Not surprisingly, the United Nations, having refused to participate in the military operations to overthrow Saddam, now wants to control the country's post-war destiny.
This proposal presents political problems for the Coalition, which was divided on the issue, with the United States against, and Britain in favour.
In both cases, the governments were responding to domestic political constituencies. In the United States, there is a deep sense of resentment against the UN, arising from its refusal to endorse military action in Iraq; while the Blair Labour Government entered the war deeply divided, and UN involvement in a post-war settlement is seen as a means of reunifying the Party (and the country).
As the US led the Coalition into Iraq, it has the primary responsibility for shaping the future political dispensation in the country.
In light of the complexities of the Iraqi situation - where the Kurds in the north and Shi'ites in the south want autonomy, which should be granted to them - and the recent questionable UN civilian role in the Balkans and East Timor, President Bush is right to rule out the UN controlling the political reconstruction of Iraq.

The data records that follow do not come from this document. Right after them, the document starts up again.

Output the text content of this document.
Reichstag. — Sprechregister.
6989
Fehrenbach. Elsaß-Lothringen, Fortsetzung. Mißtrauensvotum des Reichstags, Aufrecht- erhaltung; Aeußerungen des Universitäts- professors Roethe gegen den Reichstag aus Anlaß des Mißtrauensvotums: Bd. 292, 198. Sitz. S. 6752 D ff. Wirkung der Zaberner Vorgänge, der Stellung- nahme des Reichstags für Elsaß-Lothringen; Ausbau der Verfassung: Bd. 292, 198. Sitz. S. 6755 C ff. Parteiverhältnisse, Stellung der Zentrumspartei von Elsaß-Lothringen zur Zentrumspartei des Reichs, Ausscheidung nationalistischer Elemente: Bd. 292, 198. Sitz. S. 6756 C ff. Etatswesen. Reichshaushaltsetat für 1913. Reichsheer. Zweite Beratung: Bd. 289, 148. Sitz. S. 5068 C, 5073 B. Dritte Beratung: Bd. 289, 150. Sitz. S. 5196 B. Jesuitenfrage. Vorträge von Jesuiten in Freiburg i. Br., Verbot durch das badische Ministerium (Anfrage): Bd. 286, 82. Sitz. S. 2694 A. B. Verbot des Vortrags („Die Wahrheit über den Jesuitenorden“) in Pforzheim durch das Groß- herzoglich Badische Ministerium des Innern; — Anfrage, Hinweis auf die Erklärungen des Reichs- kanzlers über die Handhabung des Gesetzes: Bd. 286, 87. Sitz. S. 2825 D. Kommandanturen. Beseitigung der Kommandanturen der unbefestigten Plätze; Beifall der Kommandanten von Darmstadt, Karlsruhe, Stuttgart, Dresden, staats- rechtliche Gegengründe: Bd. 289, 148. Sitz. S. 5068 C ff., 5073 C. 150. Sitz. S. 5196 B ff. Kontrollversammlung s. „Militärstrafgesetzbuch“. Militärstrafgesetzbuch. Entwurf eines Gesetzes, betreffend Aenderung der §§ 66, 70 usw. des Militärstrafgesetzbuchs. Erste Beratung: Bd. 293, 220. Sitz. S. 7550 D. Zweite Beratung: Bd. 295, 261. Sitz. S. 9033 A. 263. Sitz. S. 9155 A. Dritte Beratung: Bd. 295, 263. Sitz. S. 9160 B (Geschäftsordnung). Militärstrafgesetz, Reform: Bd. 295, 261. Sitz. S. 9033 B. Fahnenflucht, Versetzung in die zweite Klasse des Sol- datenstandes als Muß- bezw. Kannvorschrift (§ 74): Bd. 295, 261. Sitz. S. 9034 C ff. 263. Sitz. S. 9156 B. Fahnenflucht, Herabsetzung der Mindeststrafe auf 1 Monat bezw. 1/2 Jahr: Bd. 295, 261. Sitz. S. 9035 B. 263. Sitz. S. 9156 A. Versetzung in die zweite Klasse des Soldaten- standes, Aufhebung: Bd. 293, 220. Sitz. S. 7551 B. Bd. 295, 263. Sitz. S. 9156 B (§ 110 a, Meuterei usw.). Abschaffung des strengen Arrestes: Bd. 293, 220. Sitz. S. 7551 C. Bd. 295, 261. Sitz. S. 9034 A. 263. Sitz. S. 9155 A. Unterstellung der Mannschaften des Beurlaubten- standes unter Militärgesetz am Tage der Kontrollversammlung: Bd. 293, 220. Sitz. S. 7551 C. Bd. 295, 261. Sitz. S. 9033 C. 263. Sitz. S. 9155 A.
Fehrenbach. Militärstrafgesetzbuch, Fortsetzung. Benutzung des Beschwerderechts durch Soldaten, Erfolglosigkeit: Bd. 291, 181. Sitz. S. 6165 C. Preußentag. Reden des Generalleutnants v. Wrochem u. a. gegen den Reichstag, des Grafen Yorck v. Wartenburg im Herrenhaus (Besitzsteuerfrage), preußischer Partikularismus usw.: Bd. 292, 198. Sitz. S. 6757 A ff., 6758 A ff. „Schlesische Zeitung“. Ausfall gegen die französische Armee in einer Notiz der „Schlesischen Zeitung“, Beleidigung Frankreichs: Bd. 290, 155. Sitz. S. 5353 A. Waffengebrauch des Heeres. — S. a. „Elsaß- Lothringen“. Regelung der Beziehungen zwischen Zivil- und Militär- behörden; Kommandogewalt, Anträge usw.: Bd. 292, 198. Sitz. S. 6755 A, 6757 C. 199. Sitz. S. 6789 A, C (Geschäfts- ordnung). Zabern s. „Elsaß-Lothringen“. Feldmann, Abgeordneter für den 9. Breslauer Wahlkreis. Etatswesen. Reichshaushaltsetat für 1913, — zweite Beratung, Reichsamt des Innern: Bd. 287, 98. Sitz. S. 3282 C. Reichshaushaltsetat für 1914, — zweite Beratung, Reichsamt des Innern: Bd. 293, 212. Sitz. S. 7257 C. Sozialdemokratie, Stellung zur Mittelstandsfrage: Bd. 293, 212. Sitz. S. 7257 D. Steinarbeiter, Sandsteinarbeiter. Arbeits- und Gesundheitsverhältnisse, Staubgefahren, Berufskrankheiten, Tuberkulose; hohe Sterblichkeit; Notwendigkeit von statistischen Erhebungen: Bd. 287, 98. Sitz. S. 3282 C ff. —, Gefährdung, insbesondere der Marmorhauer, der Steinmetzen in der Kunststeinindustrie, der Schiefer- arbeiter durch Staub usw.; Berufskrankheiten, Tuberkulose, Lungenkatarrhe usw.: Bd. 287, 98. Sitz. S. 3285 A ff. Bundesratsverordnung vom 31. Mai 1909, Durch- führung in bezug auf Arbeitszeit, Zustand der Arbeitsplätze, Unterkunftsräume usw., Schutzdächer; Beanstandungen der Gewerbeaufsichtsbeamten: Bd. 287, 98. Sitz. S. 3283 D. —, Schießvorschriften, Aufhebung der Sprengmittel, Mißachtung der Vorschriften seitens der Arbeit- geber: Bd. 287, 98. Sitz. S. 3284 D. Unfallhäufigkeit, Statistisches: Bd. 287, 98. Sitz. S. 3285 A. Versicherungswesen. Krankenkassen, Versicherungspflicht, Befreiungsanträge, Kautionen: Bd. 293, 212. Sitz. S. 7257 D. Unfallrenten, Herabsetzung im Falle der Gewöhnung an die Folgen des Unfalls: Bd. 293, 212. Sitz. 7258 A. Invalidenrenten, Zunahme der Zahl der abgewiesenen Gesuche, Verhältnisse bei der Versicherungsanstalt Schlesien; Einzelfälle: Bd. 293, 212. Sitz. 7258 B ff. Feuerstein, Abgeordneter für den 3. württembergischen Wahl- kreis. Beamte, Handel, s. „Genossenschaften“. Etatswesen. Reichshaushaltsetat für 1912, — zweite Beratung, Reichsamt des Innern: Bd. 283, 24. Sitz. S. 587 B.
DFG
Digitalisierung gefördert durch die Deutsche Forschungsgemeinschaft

In any case, the US has effectively ruled out such a UN role by announcing that it would install a temporary military administrator, pending the establishment of an Iraqi government.
But the UN should be invited to co-ordinate the humanitarian activities of the non-combatant nations, and thereby mobilise international efforts to assist the Iraqi people.
It may well be that the United States intends to follow the precedent of post-war Japan, which was under US military administration until a civilian Japanese government was installed in 1947, two years after the war ended. This administration paved the way for the Japanese economic "miracle" of the second half of the 20th Century.
One can only hope that the same happens in Iraq.